How to download all files (but not HTML) from a website using wget?

UbuntuDownloadWget

Ubuntu Problem Overview


How to use wget and get all the files from website?

I need all files except the webpage files like HTML, PHP, ASP etc.

Ubuntu Solutions


Solution 1 - Ubuntu

To filter for specific file extensions:

wget -A pdf,jpg -m -p -E -k -K -np http://site/path/

Or, if you prefer long option names:

wget --accept pdf,jpg --mirror --page-requisites --adjust-extension --convert-links --backup-converted --no-parent http://site/path/

This will mirror the site, but the files without jpg or pdf extension will be automatically removed.

Solution 2 - Ubuntu

This downloaded the entire website for me:

wget --no-clobber --convert-links --random-wait -r -p -E -e robots=off -U mozilla http://site/path/

Solution 3 - Ubuntu

wget -m -p -E -k -K -np http://site/path/

man page will tell you what those options do.

wget will only follow links, if there is no link to a file from the index page, then wget will not know about its existence, and hence not download it. ie. it helps if all files are linked to in web pages or in directory indexes.

Solution 4 - Ubuntu

I was trying to download zip files linked from Omeka's themes page - pretty similar task.
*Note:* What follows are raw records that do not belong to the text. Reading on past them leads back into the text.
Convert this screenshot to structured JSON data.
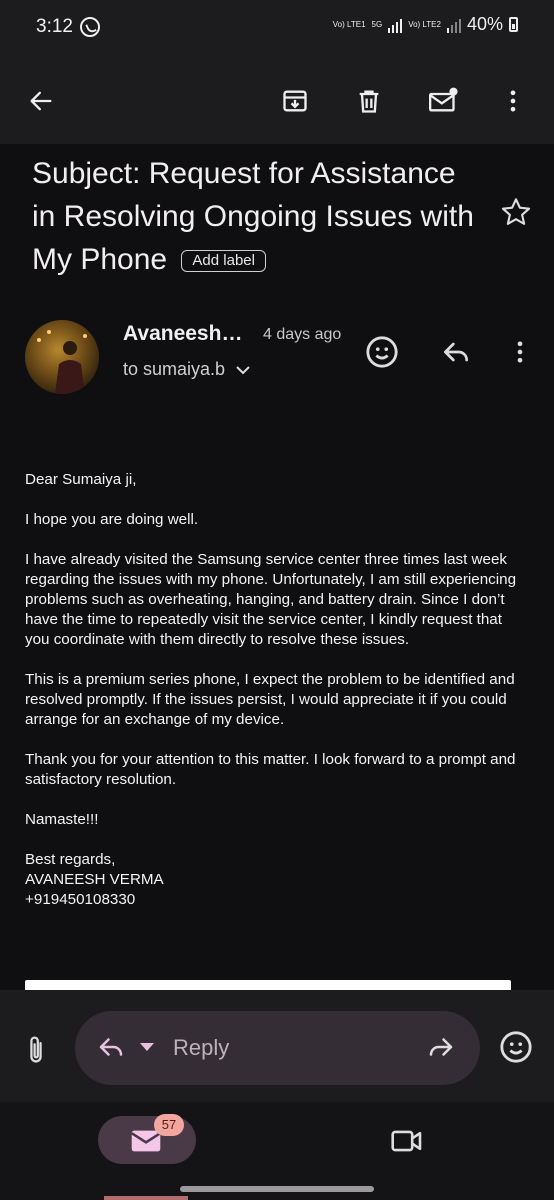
{
  "status": {
    "time": "3:12",
    "network1": "Vo) LTE1",
    "net5g": "5G",
    "network2": "Vo) LTE2",
    "battery": "40%"
  },
  "toolbar": {
    "back": "back-arrow-icon",
    "archive": "archive-icon",
    "delete": "trash-icon",
    "mark_unread": "mark-unread-icon",
    "more": "more-vert-icon"
  },
  "email": {
    "subject": "Subject: Request for Assistance in Resolving Ongoing Issues with My Phone",
    "add_label": "Add label",
    "sender": "Avaneesh…",
    "time_ago": "4 days ago",
    "to": "to sumaiya.b",
    "body": [
      "Dear Sumaiya ji,",
      "I hope you are doing well.",
      "I have already visited the Samsung service center three times last week regarding the issues with my phone. Unfortunately, I am still experiencing problems such as overheating, hanging, and battery drain. Since I don’t have the time to repeatedly visit the service center, I kindly request that you coordinate with them directly to resolve these issues.",
      "This is a premium series phone, I expect the problem to be identified and resolved promptly. If the issues persist, I would appreciate it if you could arrange for an exchange of my device.",
      "Thank you for your attention to this matter. I look forward to a prompt and satisfactory resolution.",
      "Namaste!!!"
    ],
    "signature": [
      "Best regards,",
      "AVANEESH VERMA",
      "+919450108330"
    ]
  },
  "reply_bar": {
    "placeholder": "Reply"
  },
  "nav": {
    "mail_badge": "57"
  },
  "colors": {
    "background": "#0f0e10",
    "bar": "#1c1b1d",
    "accent_pink": "#e8c1e0",
    "badge": "#f2a6a0"
  }
}
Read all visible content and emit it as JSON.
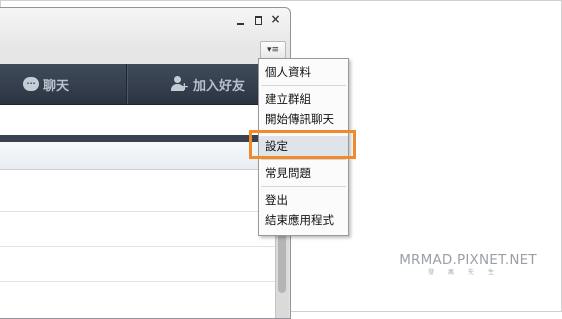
{
  "window": {
    "minimize_symbol": "",
    "maximize_symbol": "",
    "close_symbol": "×",
    "menu_trigger_symbol": "▾≡"
  },
  "nav": {
    "tabs": [
      {
        "label": "聊天",
        "icon": "chat-bubble-icon",
        "icon_glyph": "···"
      },
      {
        "label": "加入好友",
        "icon": "add-friend-icon",
        "icon_glyph": "+"
      }
    ]
  },
  "menu": {
    "items": [
      {
        "label": "個人資料"
      },
      {
        "label": "建立群組"
      },
      {
        "label": "開始傳訊聊天"
      },
      {
        "label": "設定"
      },
      {
        "label": "常見問題"
      },
      {
        "label": "登出"
      },
      {
        "label": "結束應用程式"
      }
    ],
    "highlighted_item": "設定"
  },
  "colors": {
    "highlight_border": "#f08a2c",
    "nav_bar": "#343e4c"
  },
  "watermark": {
    "main": "MRMAD.PIXNET.NET",
    "sub": "發瘋先生"
  }
}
This worked for me:

wget -A zip -r -l 1 -nd http://omeka.org/add-ons/themes/
  • -A: only accept zip files
  • -r: recurse
  • -l 1: one level deep (ie, only files directly linked from this page)
  • -nd: don't create a directory structure, just download all the files into this directory.

All the answers with -k, -K, -E etc options probably haven't really understood the question, as those as for rewriting HTML pages to make a local structure, renaming .php files and so on. Not relevant.

To literally get all files except .html etc:

wget -R html,htm,php,asp,jsp,js,py,css -r -l 1 -nd http://yoursite.com

Solution 5 - Ubuntu

You may try:

wget --user-agent=Mozilla --content-disposition --mirror --convert-links -E -K -p http://example.com/

Also you can add:

-A pdf,ps,djvu,tex,doc,docx,xls,xlsx,gz,ppt,mp4,avi,zip,rar

to accept the specific extensions, or to reject only specific extensions:

-R html,htm,asp,php

or to exclude the specific areas:

-X "search*,forum*"

If the files are ignored for robots (e.g. search engines), you've to add also: -e robots=off

Solution 6 - Ubuntu

I know this topic is very old, but I fell here at 2021 looking for a way to download all Slackware files from a mirror (http://ftp.slackware-brasil.com.br/slackware64-current/).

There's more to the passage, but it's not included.